Regarding training being provided by the IPK, Dr. José Luis Aparicio Suárez, head of the Ministry of Public Health’s Postgraduate Department, described the work as "a continuous, sequential process, targeting specific groups, according to their profession or occupation. The courses we give are for those who can use the knowledge, which includes directors of the country's main medical institutions, epidemiologists, pediatric and adult intensive care specialists, and others," he said.

Dr. Aparicio explained that professionals being trained serve as facilitators, sharing what they learn in their home territories, ensuring that information, and protocols to be followed, are extended not only to personnel in the Cuban health system, but to the general population, as well.

In this regard, Dr. Guadalupe Guzmán, head of the IPK's Research, Diagnostic and Reference Center, said that thousands of workers in the national health system and also personnel from other sectors have received training on the new coronavirus, which serves to support implementation of the national Covid-19 control and prevention plan.

This effort makes use of the existing network of medical schools and reaches community family doctors' offices - the basic unit of our health system. Likewise, social and mass organizations are holding health hearings and educational talks at workplaces and in neighborhoods, to ensure that all citizens are informed and developing a culture of healthcare and epidemiological awareness, to fully appreciate the danger posed by Covid-19.

In context

The Pedro Kourí Institute of Tropical Medicine (IPK) was founded on December 8, 1937 by Professor Pedro Kourí Esmeja, an eminent Cuban parasitologist, to conduct research primarily in the field of parasitology and tropical medicine, in collaboration with the University of Havana’s school of medicine, and based at Calixto Garcia Hospital.

Notable studies were carried out here, contributing to Dr. Kourí’s international prominence in the field. Findings on the biology of the causal agent of Fasciola, its pathogenic action, diagnosis, prophylaxis and epidemiology, were among the most important.

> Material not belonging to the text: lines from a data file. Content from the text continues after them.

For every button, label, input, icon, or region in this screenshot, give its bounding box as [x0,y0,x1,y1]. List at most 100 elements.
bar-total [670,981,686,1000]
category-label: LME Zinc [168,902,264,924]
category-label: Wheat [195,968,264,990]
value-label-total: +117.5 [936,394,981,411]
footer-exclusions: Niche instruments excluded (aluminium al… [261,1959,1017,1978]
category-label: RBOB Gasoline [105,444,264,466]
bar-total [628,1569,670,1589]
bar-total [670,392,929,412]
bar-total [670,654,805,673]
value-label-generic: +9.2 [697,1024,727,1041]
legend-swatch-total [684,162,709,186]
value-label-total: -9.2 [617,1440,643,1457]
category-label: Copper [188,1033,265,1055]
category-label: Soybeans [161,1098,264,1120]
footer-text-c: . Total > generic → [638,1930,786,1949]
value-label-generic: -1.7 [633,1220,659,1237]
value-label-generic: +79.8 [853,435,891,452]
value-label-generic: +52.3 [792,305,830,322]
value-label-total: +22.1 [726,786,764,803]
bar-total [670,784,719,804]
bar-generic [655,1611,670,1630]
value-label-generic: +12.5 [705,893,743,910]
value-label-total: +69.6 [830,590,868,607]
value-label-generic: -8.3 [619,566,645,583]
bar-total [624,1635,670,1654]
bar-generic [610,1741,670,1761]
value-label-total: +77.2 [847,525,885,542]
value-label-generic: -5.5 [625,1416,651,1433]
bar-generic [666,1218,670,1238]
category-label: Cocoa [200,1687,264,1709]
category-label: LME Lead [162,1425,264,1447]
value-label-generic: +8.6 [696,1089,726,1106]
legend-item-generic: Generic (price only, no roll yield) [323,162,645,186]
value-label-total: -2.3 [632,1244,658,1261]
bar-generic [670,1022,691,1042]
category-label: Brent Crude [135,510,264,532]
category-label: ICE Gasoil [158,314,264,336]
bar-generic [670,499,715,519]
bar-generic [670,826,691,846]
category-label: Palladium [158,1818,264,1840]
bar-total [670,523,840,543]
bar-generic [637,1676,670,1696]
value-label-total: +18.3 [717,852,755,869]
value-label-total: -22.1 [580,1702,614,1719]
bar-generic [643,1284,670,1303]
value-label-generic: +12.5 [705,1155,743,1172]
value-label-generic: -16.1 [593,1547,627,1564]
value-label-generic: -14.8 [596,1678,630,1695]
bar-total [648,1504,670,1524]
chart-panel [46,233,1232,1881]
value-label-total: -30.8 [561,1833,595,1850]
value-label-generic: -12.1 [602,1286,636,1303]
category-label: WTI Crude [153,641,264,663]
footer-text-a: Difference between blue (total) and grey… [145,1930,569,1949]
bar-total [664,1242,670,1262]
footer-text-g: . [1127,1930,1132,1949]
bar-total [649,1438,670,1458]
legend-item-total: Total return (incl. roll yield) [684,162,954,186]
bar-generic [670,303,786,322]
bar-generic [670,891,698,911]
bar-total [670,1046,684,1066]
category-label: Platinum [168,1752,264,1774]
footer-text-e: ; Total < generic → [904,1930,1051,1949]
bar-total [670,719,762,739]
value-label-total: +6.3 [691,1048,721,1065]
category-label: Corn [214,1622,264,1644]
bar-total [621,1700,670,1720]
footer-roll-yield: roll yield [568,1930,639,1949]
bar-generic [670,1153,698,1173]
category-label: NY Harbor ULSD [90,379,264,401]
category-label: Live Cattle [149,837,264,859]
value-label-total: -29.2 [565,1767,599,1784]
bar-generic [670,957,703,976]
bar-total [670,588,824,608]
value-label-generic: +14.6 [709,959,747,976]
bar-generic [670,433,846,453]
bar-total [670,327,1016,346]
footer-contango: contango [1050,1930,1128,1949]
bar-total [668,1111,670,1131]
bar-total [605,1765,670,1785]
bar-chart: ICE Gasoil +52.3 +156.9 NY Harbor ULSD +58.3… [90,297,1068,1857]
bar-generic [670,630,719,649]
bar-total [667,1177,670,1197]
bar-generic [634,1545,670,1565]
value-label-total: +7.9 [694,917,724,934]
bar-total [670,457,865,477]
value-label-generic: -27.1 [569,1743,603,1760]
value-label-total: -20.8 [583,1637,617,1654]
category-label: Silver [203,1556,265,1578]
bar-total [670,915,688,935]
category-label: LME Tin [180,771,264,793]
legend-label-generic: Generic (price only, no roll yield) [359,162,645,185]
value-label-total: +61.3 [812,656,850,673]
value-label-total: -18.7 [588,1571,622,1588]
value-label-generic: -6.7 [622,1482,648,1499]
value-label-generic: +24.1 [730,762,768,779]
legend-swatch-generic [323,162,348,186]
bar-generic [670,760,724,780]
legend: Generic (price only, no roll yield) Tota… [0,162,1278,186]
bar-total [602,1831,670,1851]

Taking into account the growing presence of Cuban internationalists in different geographical areas of the planet, in 1979 the country's leadership called upon Dr. Gustavo Kourí Flores (Pedro Kourí's son) to assume the mission of promoting the development of what would be come to be the Pedro Kourí Institute of Tropical Medicine.

The Institute would have its first great challenge facing the national health emergency created by the dengue hemorrhagic fever epidemic in 1981, leaving158 deaths, including 101 children. Within a short period of time, researchers here were able to isolate the virus that caused the illness (dengue serotype 2), which had never before appeared in our region.

The World Health Organization (WHO) has recognized the IPK as a Collaborating Center for the Study of Dengue and its Vector, and in conjunction with the Pan American Health Organization, a Collaborating Center for the elimination of Tuberculosis.

The IPK has played a vital role in the diagnosis, prevention, control and treatment of various diseases and epidemics that have occurred in Cuba, such as the appearance of HIV/AIDS in the late 1980s - continuing to serve as the national reference center for the diagnosis and treatment of AIDS complications - as well as hemorrhagic conjunctivitis, malaria, neuropathy, viral encephalitis, leptospirosis, h1n1 influenza (2009), cholera (2012) and other dengue outbreaks over the past two decades. Cuban health brigades received intensive training at the IPK, to prepare for their work fighting the Ebola epidemic in Sierra Leone, Liberia and Guinea Conakry (2014).

On October 29, 1993, the current facility was inaugurated by Comandante en jefe Fidel Castro Ruz, who stated that day, "Please do not consider the Pedro Kourí Institute, which we inaugurate today, only as a Cuban institution, but as an institution for humanity."